Range: [E(Q), infinity) E(Q) if Q is independent of F
Compare: E(Q)
Equation: mmax = MAX~f E(Q|f)
RMS Change of Real
Definition: The square root of the expected change squared in the expected real value of Q, due to a finding at F. This turns out to be the same as the square root of the variance reduction of expected value.
Requires: Node Q is continuous, or has real number state values defined.
Range: [0, V(Q)] 0 if Q is independent of F
Compare: E(Q) and maybe V(Q)
Equation: sm = sqrt (Vm)
Vm = SUM~f P(f) [E(Q|f) - E(Q)] ^ 2 = Vr
Variance Reduction of Real
Definition: The expected reduction in variance of the expected real value of Q due to a finding at F. This turns out to be the square of RMS Change of Real.
Requires: Node Q is continuous, or has real number state values defined.
Range: [0, V(Q)] 0 if Q is independent of F
Reference: Pearl88,p323. What he says is C(T|X) is actually C(T|X)-C(T).
Var mapping: T->Q, X->F, C->V, t->q and Xq
Compare: V(Q)
Equation: Vr = V(Q) - V(Q|F) = Vm
V(Q) = SUM~q P(q) [Xq - E(Q)] ^ 2
V(Q|f) = SUM~q P(q|f) [Xq - E(Q|f)] ^ 2
E(Q) = SUM~q P(q) Xq
Entropy Reduction (Mutual Information)
Definition: The mutual information between Q and F (measured in bits). The expected reduction in entropy of Q (measured in bits) due to a finding at F.

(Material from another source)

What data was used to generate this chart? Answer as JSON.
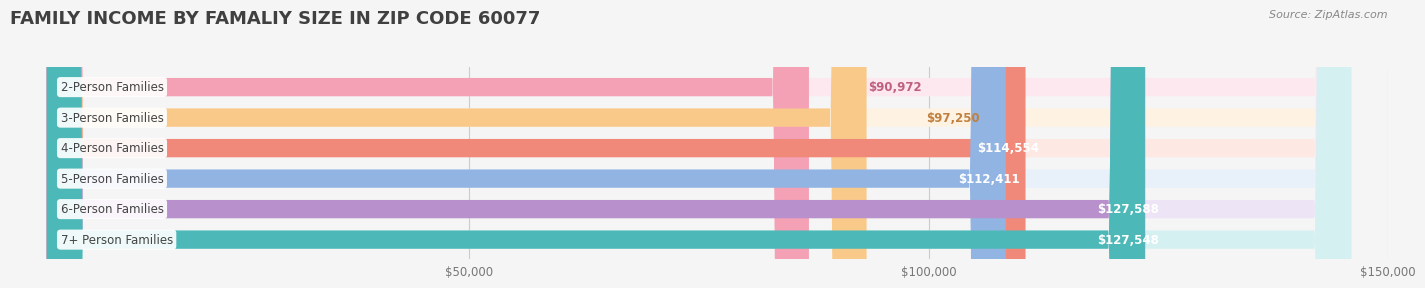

Range: [0, H(Q)] 0 if Q is independent of F
Reference: Pearl88,p321. He has sign of I(T,X) backwards.
Var mapping: T->Q, X->F, I(T,X)->I
Compare: H(Q)
Equation: I = H(Q) - H(Q|F)
= SUM~q SUM~f P(q,f) log (P(q,f) / [P(q) P(f)])
Note that the log is base 2, which is traditional for entropy and mutual information, so that the units of the results will be "bits".